Y esto nos sucede porque nuestra mirada y nuestra
esperanza está puesta en el bien reclamado, y no en el encuentro personal con
el Señor por medio del cual sienta mi vida sanada y salvada, más allá de lo
físico o material.
Se puede vivir digna y plenamente en medio de la
necesidad, porque ella es intrínseca a nuestra naturaleza humana, y sin embargo
no es lo constitutivo de la misma. Nuestra vida es mucho más que sus límites,
ante todo es imagen y semejanza del Creador, que nos ha llamado a una vida en
plenitud más allá de las circunstancias del presente, aunque ellas hayan de ser
transformadas y sanadas cada día con nuestra entrega personal.
Dios no nos desampara porque no experimentemos un
resultado positivo en nuestras preces, todo lo contrario. Nuestra petición
auténtica ha de estar orientada a solicitar de su misericordia el don de su
Espíritu Santo, para poder experimentar su presencia alentadora y su fuerza
victoriosa en medio de cualquier adversidad. Y esto nos lo asegura el Señor.

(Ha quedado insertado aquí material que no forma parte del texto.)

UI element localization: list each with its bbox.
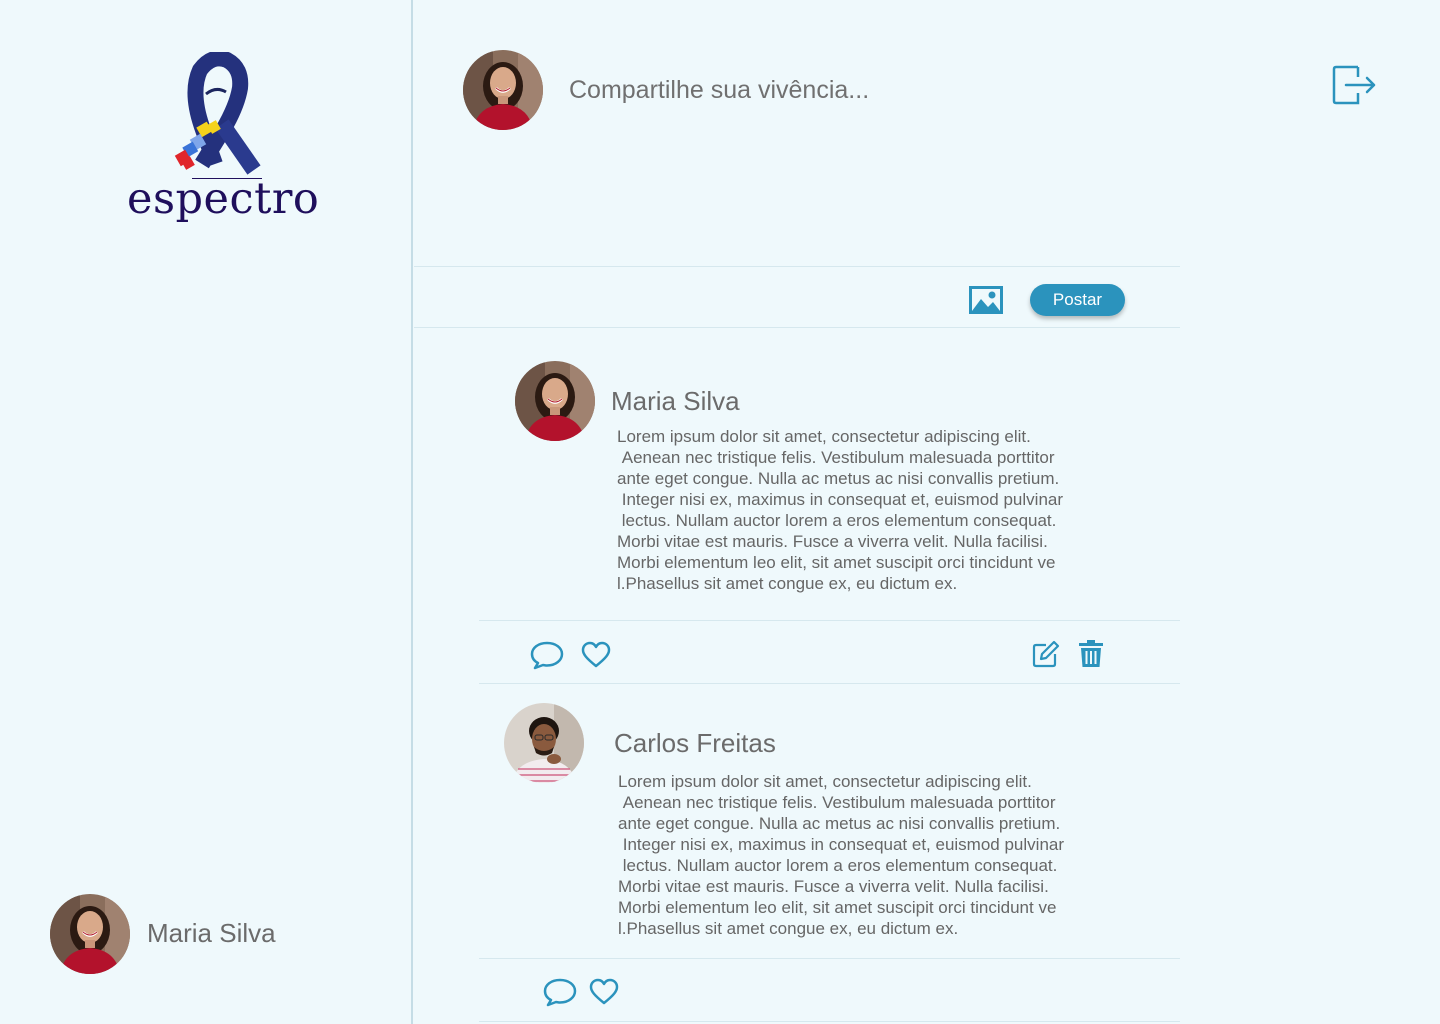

El gran peligro que corremos en este tiempo de
adelantos, logros y éxitos humanos en todos los campos de la ciencia y del
saber, es creernos inmunes a cualquier indigencia. Se impone con sutileza la
imagen de que el destino y la gloria están en nuestras manos poderosas y
autosuficientes. No necesitamos de nada ni de nadie más allá de nosotros
mismos, y el hombre sólo tiene que escuchar y obedecer sus propios deseos que
serán lo que le haga grande y feliz.
Pero es en este horizonte embrujado donde lo único
que encontramos es la frustración y el
desamparo. “Combatís y hacéis la guerra. No tenéis
porque no pedís. Pedís y
no recibís porque pedís mal, con la intención de malgastarlo en
vuestras pasiones” (St. 4, 2b-3) Nos dice el apóstol Santiago en su carta. Vemos con desilusión que
aquello que muchas veces deseamos nos resulta inalcanzable, y que incluso
aunque estuviera al alcance de nuestra mano no sería el colmo de nuestra dicha.
Sólo la fe
purificada y acrisolada en el abandono absoluto en las manos de Dios, es lo que
fortalece nuestra esperanza, nos colma en el amor y nos otorga la dicha y el
gozo.
Pero para ello
ha de liberarse de muchas ataduras que la constriñen y debilitan, porque no hay
nada que más hunda al ser humano que la ausencia de esperanza, a lo cual sólo
se llega si se pierden el amor y la fe.
Por eso el Señor
teme que nos dejemos arrastrar por falsos ideales, o lo que es semejante, que
vayamos en pos de ídolos que prometen felicidades inmediatas a cambio de
subyugar nuestra libertad. Y para ello, anima el Apóstol Pablo en su carta a
Timoteo y a todos los discípulos del Señor, que en todo momento proclamen la
Palabra de Dios, insistiendo “a tiempo y
a destiempo, arguye, reprocha, exhorta con toda magnanimidad y doctrina. Porque
vendrá un tiempo en que no soportarán la sana doctrina, sino que se rodearán de
maestros a la medida de sus propios deseos y de los que les gusta oír”. Y
qué gran vacío cuando al pervertirse el mensaje no queda nada de lo auténtico,
de lo verdadero.
La mentira ha
existido siempre, y es la mejor argucia que ha utilizado el Maligno para
confundir las sanas conciencias.
Ese “relativismo
epistemológico” de nuestros días que nos
lleva a considerar que todo nuestro conocimiento depende de la perspectiva
cultural, ideológica o institucional de los sujetos, y que no es en sí mismo
verdadero o falso, sino que depende únicamente de las opiniones subjetivas, es
lo que nos lleva a negar en última instancia, al mismo Dios.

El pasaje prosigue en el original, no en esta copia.